2016.
"Berarti enak ya, Bu, nikah sama orang Betawi. Punya tanah luas, bisa keisi beberapa rumah. Terus, kontrakannya juga berpintu-pintu. Kalo bosen sama rumah sendiri, tinggal pindah sesuka hati, gratis pula," kataku terkekeh.
Malam itu, aku sedang berbincang dengan Ibu, sekaligus mendiskusikan perihal giliran Eyang Putri menginap di rumah kami setelah sebelumnya di rumah Onte, tanteku. Mereka adalah keluarga dari pihak bapakku.
"Ya, nggak gitu juga, Ra," ujar Ibu lalu menyeruput susu hangatnya dari mug. "Tapi, Om kamu emang kaya banget, sih. Turun temurun."
Aku teringat beberapa rumah Onte yang telah kami singgahi, termasuk yang baru ini.
Saat pertama kali berkunjung ke sana, aku tak bisa mengira-ngira ukuran rumah Onte, tetapi itu lebih dari sekadar kata luas untuk ditempati sebuah keluarga yang hanya beranggotakan 7 orang. Onte dan Om memiliki lima anak, yang dua terakhirnya kala itu masih TK dan balita.

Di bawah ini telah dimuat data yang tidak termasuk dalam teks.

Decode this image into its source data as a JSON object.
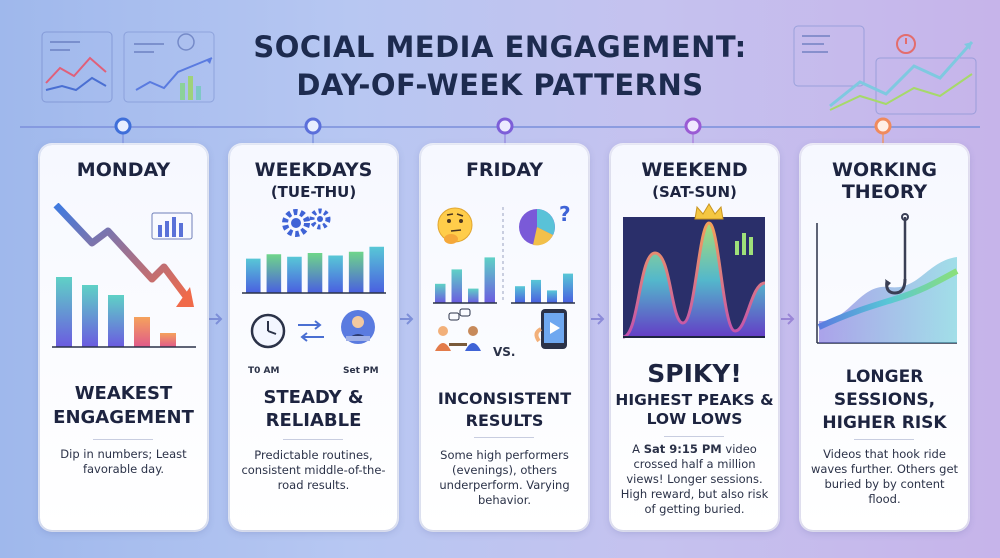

Kami sekeluarga turun dari mobil usai Bapak memarkirkannya di halaman. Pagar besar dan tinggi itu langsung ditutup oleh seorang pria, pekerja Onte. Sebagian cat putih pagar tersebut sudah mengelupas dan berkarat.
Tanah halaman ini dipasang batu conblock berbentuk segilima. Di sela-selanya tumbuh rerumputan tipis. Selain semak, di pinggiran halaman itu juga tersebar pot-pot tanaman beraneka ukuran, dan pohon-pohon yang menjulang tinggi.

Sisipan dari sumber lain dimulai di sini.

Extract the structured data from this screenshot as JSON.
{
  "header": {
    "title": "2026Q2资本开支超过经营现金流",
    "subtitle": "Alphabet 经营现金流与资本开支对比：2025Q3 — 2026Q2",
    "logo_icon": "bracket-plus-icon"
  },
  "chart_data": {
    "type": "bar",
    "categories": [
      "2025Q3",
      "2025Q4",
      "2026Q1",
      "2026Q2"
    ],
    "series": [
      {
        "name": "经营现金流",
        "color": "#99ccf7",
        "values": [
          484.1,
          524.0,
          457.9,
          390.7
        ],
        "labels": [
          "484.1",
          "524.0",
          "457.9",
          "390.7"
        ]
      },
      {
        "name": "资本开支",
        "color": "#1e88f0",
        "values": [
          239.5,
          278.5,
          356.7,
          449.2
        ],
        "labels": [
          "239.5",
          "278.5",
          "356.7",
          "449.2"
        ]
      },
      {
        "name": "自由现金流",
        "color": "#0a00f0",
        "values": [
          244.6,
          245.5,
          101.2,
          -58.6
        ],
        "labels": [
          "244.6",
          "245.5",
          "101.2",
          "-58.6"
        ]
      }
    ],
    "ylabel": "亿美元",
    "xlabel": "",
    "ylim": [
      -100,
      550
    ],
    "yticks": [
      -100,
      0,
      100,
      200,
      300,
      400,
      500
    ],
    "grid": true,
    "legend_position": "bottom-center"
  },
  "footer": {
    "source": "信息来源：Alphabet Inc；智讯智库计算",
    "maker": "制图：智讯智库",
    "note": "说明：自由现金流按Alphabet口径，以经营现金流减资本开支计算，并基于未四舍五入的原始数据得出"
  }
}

Desir angin sesekali meniup dan menggoyangkan pepohonan, mengalahkan suara riuh kendaraan yang melintas di jalan raya depan rumah Onte---memberi kesan asri dan teduh, tetapi di sisi lain juga menciptakan suasana abnormal untuk ukuran rumah yang terletak di Timur kota Jakarta.

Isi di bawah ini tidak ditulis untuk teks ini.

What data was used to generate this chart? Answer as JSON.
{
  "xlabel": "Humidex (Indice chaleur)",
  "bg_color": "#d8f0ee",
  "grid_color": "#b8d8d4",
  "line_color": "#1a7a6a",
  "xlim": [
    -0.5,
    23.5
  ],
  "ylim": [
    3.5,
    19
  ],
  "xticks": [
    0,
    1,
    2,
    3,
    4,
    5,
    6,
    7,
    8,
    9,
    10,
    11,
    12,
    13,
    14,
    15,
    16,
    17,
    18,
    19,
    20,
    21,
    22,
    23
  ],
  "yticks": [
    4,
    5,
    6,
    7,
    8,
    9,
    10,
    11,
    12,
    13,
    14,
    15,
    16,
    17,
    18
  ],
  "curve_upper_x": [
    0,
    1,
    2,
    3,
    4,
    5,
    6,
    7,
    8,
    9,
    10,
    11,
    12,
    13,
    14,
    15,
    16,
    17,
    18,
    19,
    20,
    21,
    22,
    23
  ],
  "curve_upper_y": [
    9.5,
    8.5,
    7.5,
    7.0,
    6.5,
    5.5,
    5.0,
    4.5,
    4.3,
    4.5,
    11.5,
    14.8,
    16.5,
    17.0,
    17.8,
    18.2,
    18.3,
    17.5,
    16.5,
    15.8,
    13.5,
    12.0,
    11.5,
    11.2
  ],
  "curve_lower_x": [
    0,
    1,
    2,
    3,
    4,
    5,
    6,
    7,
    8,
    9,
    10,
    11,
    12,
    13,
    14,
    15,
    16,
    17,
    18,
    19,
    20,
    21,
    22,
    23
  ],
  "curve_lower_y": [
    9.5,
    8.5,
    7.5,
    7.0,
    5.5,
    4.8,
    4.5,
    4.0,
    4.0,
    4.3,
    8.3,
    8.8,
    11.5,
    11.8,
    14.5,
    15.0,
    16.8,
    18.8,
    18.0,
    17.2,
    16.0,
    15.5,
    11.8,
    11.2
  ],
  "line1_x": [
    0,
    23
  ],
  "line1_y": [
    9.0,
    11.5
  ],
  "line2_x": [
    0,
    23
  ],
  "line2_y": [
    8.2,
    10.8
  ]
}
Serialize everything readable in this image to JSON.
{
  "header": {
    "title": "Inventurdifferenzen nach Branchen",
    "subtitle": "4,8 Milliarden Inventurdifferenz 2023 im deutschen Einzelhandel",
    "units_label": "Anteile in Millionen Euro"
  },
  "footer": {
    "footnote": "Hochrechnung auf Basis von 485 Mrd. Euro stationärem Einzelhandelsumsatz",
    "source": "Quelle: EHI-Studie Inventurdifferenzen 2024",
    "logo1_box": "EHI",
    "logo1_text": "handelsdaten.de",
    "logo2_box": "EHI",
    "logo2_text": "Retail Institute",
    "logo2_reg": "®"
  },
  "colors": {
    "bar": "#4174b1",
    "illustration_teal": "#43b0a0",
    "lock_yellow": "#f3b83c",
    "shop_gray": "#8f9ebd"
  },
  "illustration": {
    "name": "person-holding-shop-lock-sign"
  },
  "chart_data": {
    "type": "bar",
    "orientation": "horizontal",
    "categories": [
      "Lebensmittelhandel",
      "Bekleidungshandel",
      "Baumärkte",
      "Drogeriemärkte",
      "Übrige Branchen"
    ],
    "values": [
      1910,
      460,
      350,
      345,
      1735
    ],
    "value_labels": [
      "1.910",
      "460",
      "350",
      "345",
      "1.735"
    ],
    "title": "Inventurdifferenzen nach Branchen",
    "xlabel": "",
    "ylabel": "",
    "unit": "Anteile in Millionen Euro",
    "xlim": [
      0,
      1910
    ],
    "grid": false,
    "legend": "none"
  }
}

Pandanganku lalu tertuju pada rumah utama yang sejajar agak jauh dari gerbang. Sebenarnya tak ada yang salah, tetapi saat melihatnya terlalu lama, seperti ada sesuatu yang memandang balik dari jendela. Atmosfernya sepi, tetapi terasa berat seolah menekan dada. Sesak.